4

I am not sure if "minimize correlation" is the right title for this issue but I could not find a better sentence to describe what I would like to achieve.

Let's say that I have a black box with multiple inputs and a single output. I know one of the inputs and the output and I have multiple example recordings of both. This known input modifies the output in a way that it is not desired, therefore, I would like to get rid of this "noise" caused by the known input. The transfer function for this input can be safely assumed as linear.

What I am doing right now, it is to loop through the example recordings, creating a linear regression model to predict the unwanted outcome and subtracting it from the real measured output signal, for each example. Afterwards, I compute the average of all the fixed output signals to reveal meaningful data beyond noise.

This strategy seems to work according to the following plot:

X axis is the known input signal, Y axis is the output signal, blue and green dots represent the averaged data before and after applying the linear regression algorithm, respectively. Lines are the best fit for each data set.

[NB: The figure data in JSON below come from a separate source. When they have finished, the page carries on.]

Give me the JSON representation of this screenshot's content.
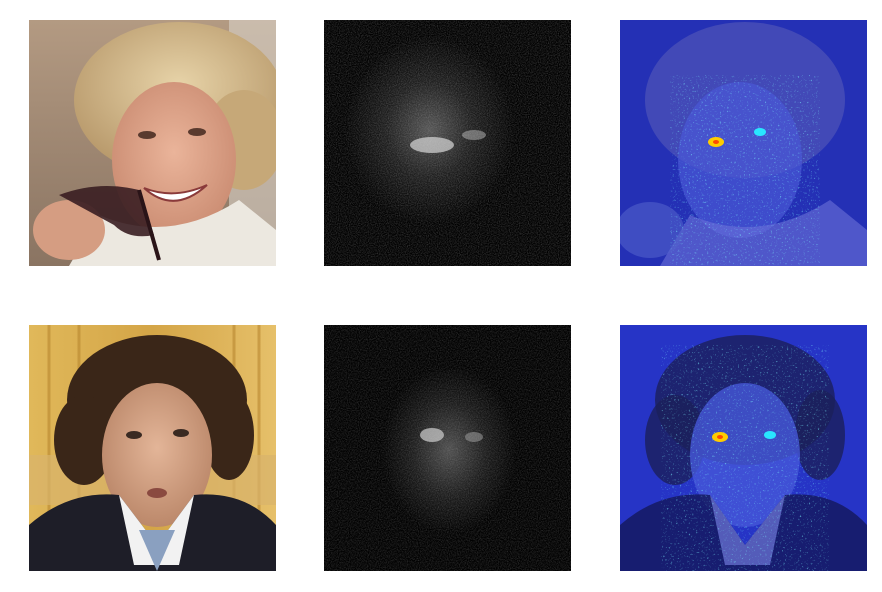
{
  "figure": {
    "rows": [
      {
        "photo": {
          "icon": "portrait-photo-woman"
        },
        "saliency": {
          "icon": "grayscale-saliency-map"
        },
        "overlay": {
          "icon": "heatmap-overlay",
          "colormap": "jet"
        }
      },
      {
        "photo": {
          "icon": "portrait-photo-man"
        },
        "saliency": {
          "icon": "grayscale-saliency-map"
        },
        "overlay": {
          "icon": "heatmap-overlay",
          "colormap": "jet"
        }
      }
    ],
    "colors": {
      "background": "#ffffff",
      "saliency_bg": "#000000",
      "overlay_tint": "#1d2fc8",
      "overlay_hot": "#ffcc00",
      "overlay_warm": "#29e6ff"
    }
  }
}
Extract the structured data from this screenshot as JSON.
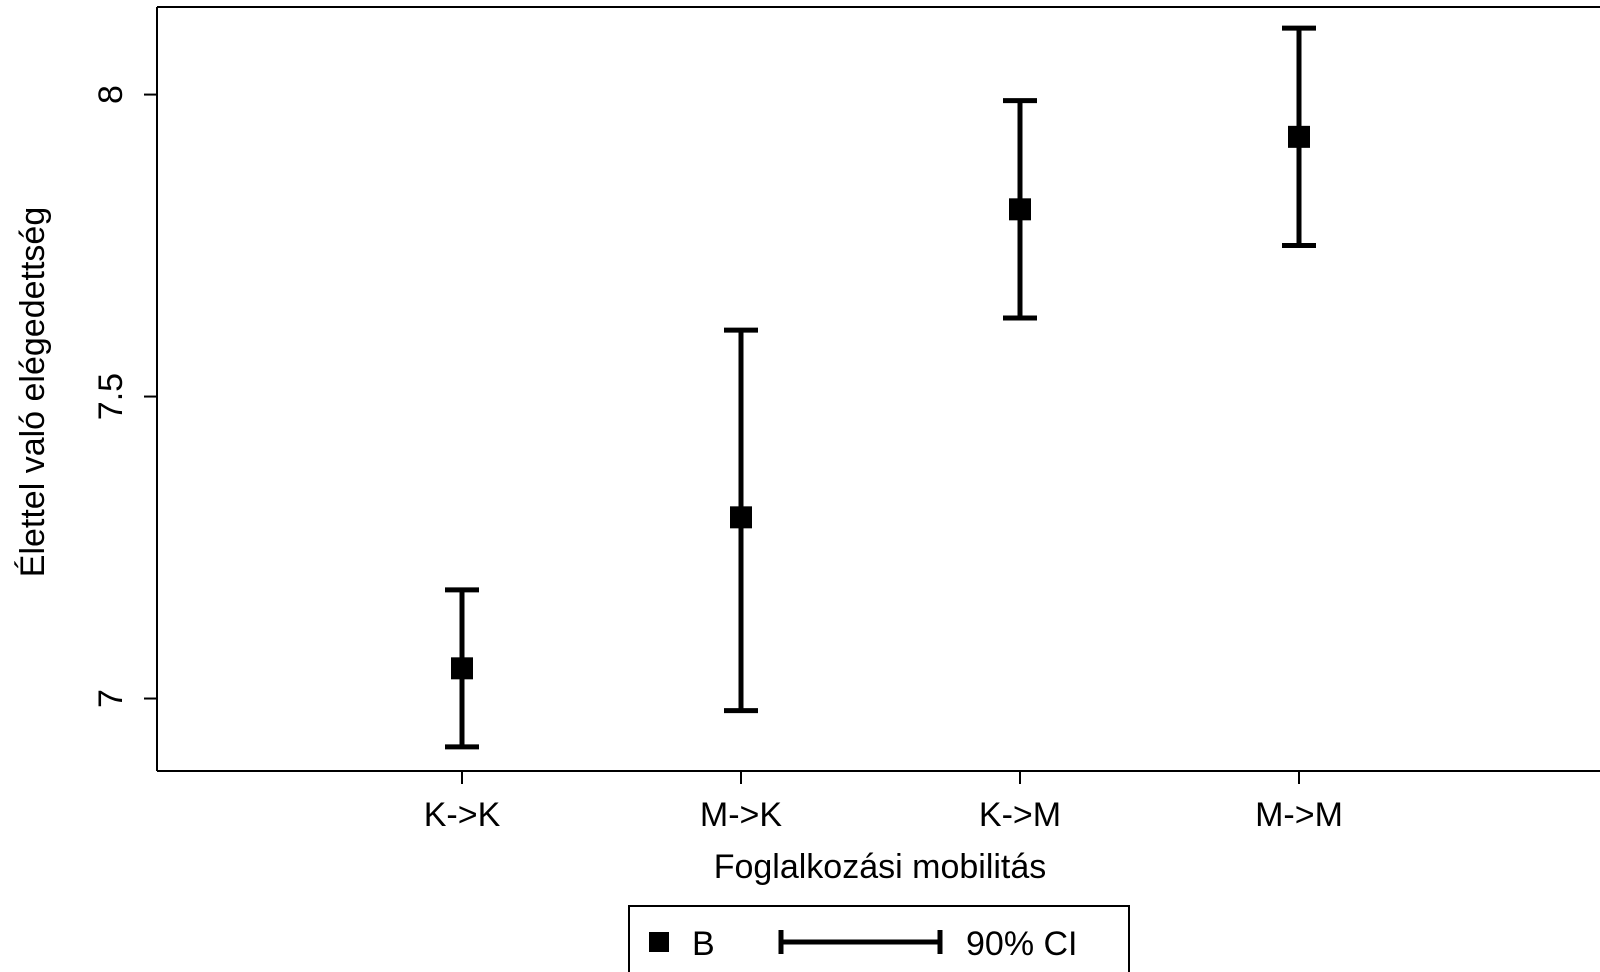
{
  "chart_data": {
    "type": "scatter",
    "subtype": "point-with-error-bars",
    "title": "",
    "xlabel": "Foglalkozási mobilitás",
    "ylabel": "Élettel való elégedettség",
    "categories": [
      "K->K",
      "M->K",
      "K->M",
      "M->M"
    ],
    "series": [
      {
        "name": "B",
        "marker": "square",
        "values": [
          7.05,
          7.3,
          7.81,
          7.93
        ],
        "ci_lower": [
          6.92,
          6.98,
          7.63,
          7.75
        ],
        "ci_upper": [
          7.18,
          7.61,
          7.99,
          8.11
        ]
      }
    ],
    "ylim": [
      6.88,
      8.145
    ],
    "yticks": [
      7,
      7.5,
      8
    ],
    "ytick_labels": [
      "7",
      "7.5",
      "8"
    ],
    "grid": false,
    "legend": {
      "placement": "bottom-center",
      "entries": [
        {
          "label": "B",
          "symbol": "square-marker"
        },
        {
          "label": "90% CI",
          "symbol": "capped-range-bar"
        }
      ]
    },
    "colors": {
      "marker": "#000000",
      "line": "#000000"
    }
  }
}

You can see that the green line ("cleaned" dataset) has the smallest slope, meaning that the output variable is considerably less linearly correlated with the input than it was previously. Therefore, I assume that the regression technique explained before is working as expected.

My question, looking at the plot, is there any mathematical procedure to directly "project" the original dataset in a way that the correlation between the input and output variables is minimized? Is there any math trick to avoid the use of the regression technique on all the example datasets to obtain a similar result?

My written expression is not the best so please feel free to comment the question if you need further explanations.

Any code is welcomed but python (pandas, numpy, etc.) and Matlab are preferred. Theoretical explanations are also very welcomed.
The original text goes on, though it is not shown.